We’ve put together a proactive outreach approach, where we’re not only calling patients but also putting alerts out. One way is through the patient portal chart. And we’re about to launch a campaign where we’re going to be text-messaging patients.

Through a different program, we’re reaching people as soon as they need to be screened—and for people at higher risk, we’re holding onto them tighter. If you come in for a colonoscopy and you have a polyp, instead of following up at 10 years, we’re [urging] you to follow up at five years. Or three. Or in some cases, even one year. We work with some community groups on outreach activities, too—for instance, in [predominantly] African American churches. 

How are these new approaches better than the status quo? 

We need to do better at personalizing it to the individual: understanding what their motivations are, what barriers they face. We can’t just improve overall: we have to look at the equity aspects of what we’re doing, and improve in the populations that are behind. 

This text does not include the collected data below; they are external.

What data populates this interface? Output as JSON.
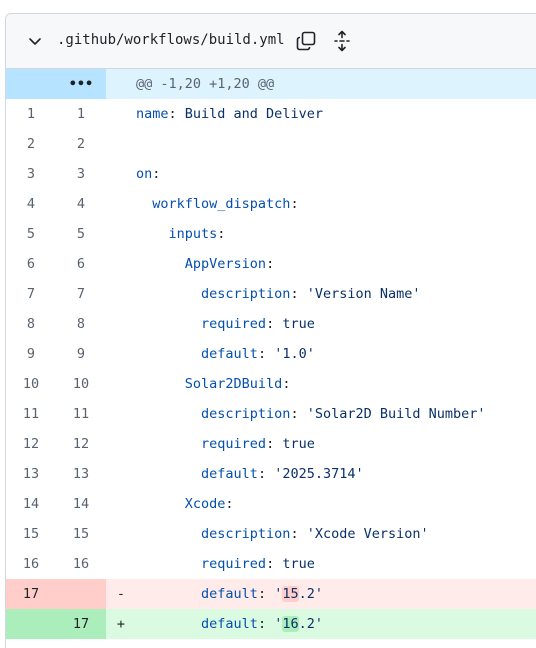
{
  "file": {
    "path": ".github/workflows/build.yml"
  },
  "icons": {
    "chevron": "chevron-down-icon",
    "copy": "copy-icon",
    "expand": "unfold-icon"
  },
  "hunk": {
    "expander": "•••",
    "header": "@@ -1,20 +1,20 @@"
  },
  "lines": [
    {
      "old": "1",
      "new": "1",
      "key": "name",
      "sep": ": ",
      "value": "Build and Deliver",
      "indent": 0
    },
    {
      "old": "2",
      "new": "2",
      "key": "",
      "sep": "",
      "value": "",
      "indent": 0
    },
    {
      "old": "3",
      "new": "3",
      "key": "on",
      "sep": ":",
      "value": "",
      "indent": 0
    },
    {
      "old": "4",
      "new": "4",
      "key": "workflow_dispatch",
      "sep": ":",
      "value": "",
      "indent": 2
    },
    {
      "old": "5",
      "new": "5",
      "key": "inputs",
      "sep": ":",
      "value": "",
      "indent": 4
    },
    {
      "old": "6",
      "new": "6",
      "key": "AppVersion",
      "sep": ":",
      "value": "",
      "indent": 6
    },
    {
      "old": "7",
      "new": "7",
      "key": "description",
      "sep": ": ",
      "value": "'Version Name'",
      "indent": 8
    },
    {
      "old": "8",
      "new": "8",
      "key": "required",
      "sep": ": ",
      "value": "true",
      "indent": 8
    },
    {
      "old": "9",
      "new": "9",
      "key": "default",
      "sep": ": ",
      "value": "'1.0'",
      "indent": 8
    },
    {
      "old": "10",
      "new": "10",
      "key": "Solar2DBuild",
      "sep": ":",
      "value": "",
      "indent": 6
    },
    {
      "old": "11",
      "new": "11",
      "key": "description",
      "sep": ": ",
      "value": "'Solar2D Build Number'",
      "indent": 8
    },
    {
      "old": "12",
      "new": "12",
      "key": "required",
      "sep": ": ",
      "value": "true",
      "indent": 8
    },
    {
      "old": "13",
      "new": "13",
      "key": "default",
      "sep": ": ",
      "value": "'2025.3714'",
      "indent": 8
    },
    {
      "old": "14",
      "new": "14",
      "key": "Xcode",
      "sep": ":",
      "value": "",
      "indent": 6
    },
    {
      "old": "15",
      "new": "15",
      "key": "description",
      "sep": ": ",
      "value": "'Xcode Version'",
      "indent": 8
    },
    {
      "old": "16",
      "new": "16",
      "key": "required",
      "sep": ": ",
      "value": "true",
      "indent": 8
    }
  ],
  "deleted": {
    "old": "17",
    "marker": "-",
    "key": "default",
    "sep": ": ",
    "pre": "'",
    "changed": "15",
    "post": ".2'"
  },
  "added": {
    "new": "17",
    "marker": "+",
    "key": "default",
    "sep": ": ",
    "pre": "'",
    "changed": "16",
    "post": ".2'"
  }
}
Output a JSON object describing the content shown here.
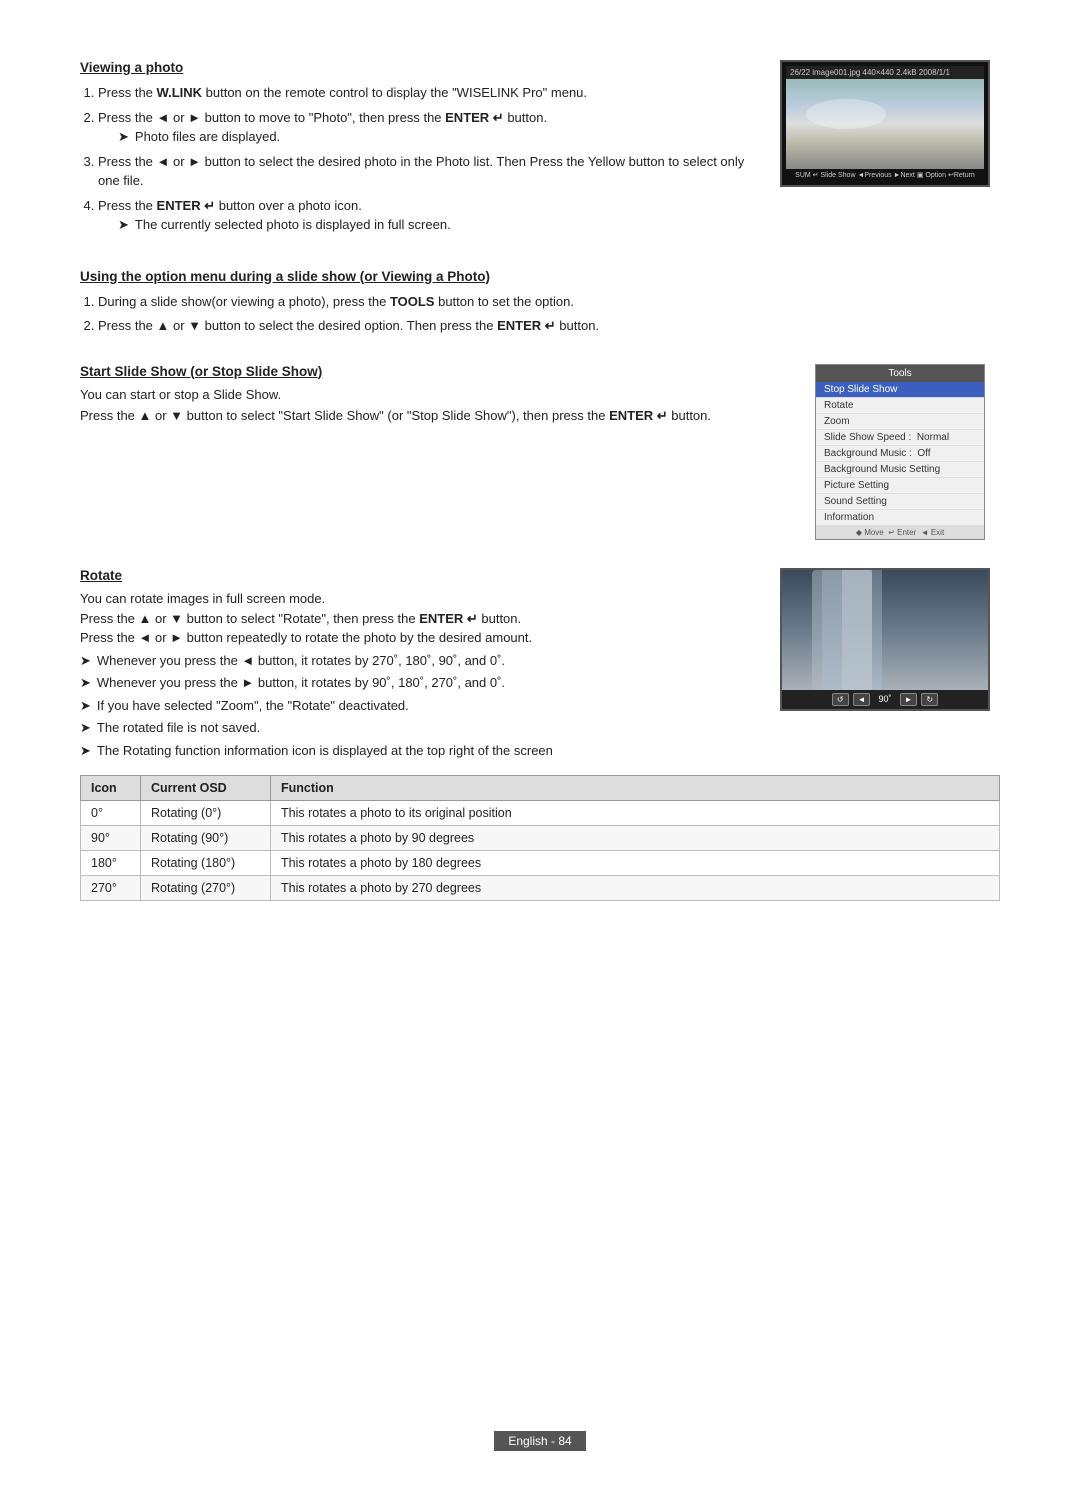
{
  "page": {
    "footer_label": "English - 84"
  },
  "viewing_photo": {
    "title": "Viewing a photo",
    "steps": [
      "Press the W.LINK button on the remote control to display the \"WISELINK Pro\" menu.",
      "Press the ◄ or ► button to move to \"Photo\", then press the ENTER ↵ button.",
      "Photo files are displayed.",
      "Press the ◄ or ► button to select the desired photo in the Photo list. Then Press the Yellow button to select only one file.",
      "Press the ENTER ↵ button over a photo icon.",
      "The currently selected photo is displayed in full screen."
    ]
  },
  "using_option_menu": {
    "title": "Using the option menu during a slide show (or Viewing a Photo)",
    "steps": [
      "During a slide show(or viewing a photo), press the TOOLS button to set the option.",
      "Press the ▲ or ▼ button to select the desired option. Then press the ENTER ↵ button."
    ]
  },
  "start_slide_show": {
    "title": "Start Slide Show (or Stop Slide Show)",
    "desc": "You can start or stop a Slide Show.",
    "instruction": "Press the ▲ or ▼ button to select \"Start Slide Show\" (or \"Stop Slide Show\"), then press the ENTER ↵ button.",
    "tools_menu": {
      "title": "Tools",
      "items": [
        {
          "label": "Stop Slide Show",
          "highlighted": true
        },
        {
          "label": "Rotate",
          "highlighted": false
        },
        {
          "label": "Zoom",
          "highlighted": false
        },
        {
          "label": "Slide Show Speed :  Normal",
          "highlighted": false
        },
        {
          "label": "Background Music :  Off",
          "highlighted": false
        },
        {
          "label": "Background Music Setting",
          "highlighted": false
        },
        {
          "label": "Picture Setting",
          "highlighted": false
        },
        {
          "label": "Sound Setting",
          "highlighted": false
        },
        {
          "label": "Information",
          "highlighted": false
        }
      ],
      "footer": "◆ Move  ↵ Enter  ◄ Exit"
    }
  },
  "rotate": {
    "title": "Rotate",
    "desc": "You can rotate images in full screen mode.",
    "instruction1": "Press the ▲ or ▼ button to select \"Rotate\", then press the ENTER ↵ button.",
    "instruction2": "Press the ◄ or ► button repeatedly to rotate the photo by the desired amount.",
    "bullets": [
      "Whenever you press the ◄ button, it rotates by 270˚, 180˚, 90˚, and 0˚.",
      "Whenever you press the ► button, it rotates by 90˚, 180˚, 270˚, and 0˚.",
      "If you have selected \"Zoom\", the \"Rotate\" deactivated.",
      "The rotated file is not saved.",
      "The Rotating function information icon is displayed at the top right of the screen"
    ],
    "controls": {
      "icon1": "↺",
      "label1": "◄",
      "label2": "90˚",
      "label3": "►",
      "icon2": "↻"
    },
    "table": {
      "headers": [
        "Icon",
        "Current OSD",
        "Function"
      ],
      "rows": [
        {
          "icon": "0°",
          "osd": "Rotating (0°)",
          "function": "This rotates a photo to its original position"
        },
        {
          "icon": "90°",
          "osd": "Rotating (90°)",
          "function": "This rotates a photo by 90 degrees"
        },
        {
          "icon": "180°",
          "osd": "Rotating (180°)",
          "function": "This rotates a photo by 180 degrees"
        },
        {
          "icon": "270°",
          "osd": "Rotating (270°)",
          "function": "This rotates a photo by 270 degrees"
        }
      ]
    }
  },
  "tv_screen": {
    "statusbar": "26/22  image001.jpg  440×440  2.4kB  2008/1/1",
    "bottombar": "SUM    ↵ Slide Show  ◄Previous  ►Next  ▣ Option  ↩Return"
  }
}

DISPARITIES IN SCREENING, DISPARITIES IN OUTCOMES

For patients who are Black, Indigenous/Native, or Hispanic/Latinx, colorectal cancer screening rates (shown above) represent some of Minnesota’s biggest racial disparities in preventive health care. Rates of colon cancer screening for BIPOC people range from 15 to 17 percentage points below the statewide average of 70.6%. 

“There’s a range of reasons that folks do not get screened,” says M Health Fairview colorectal surgeon Genevieve Melton-Meaux, M.D., Ph.D., ranging from access to plain old hesitancy about a very personal exam, “and the result is higher rates of cancer and poorer outcomes.”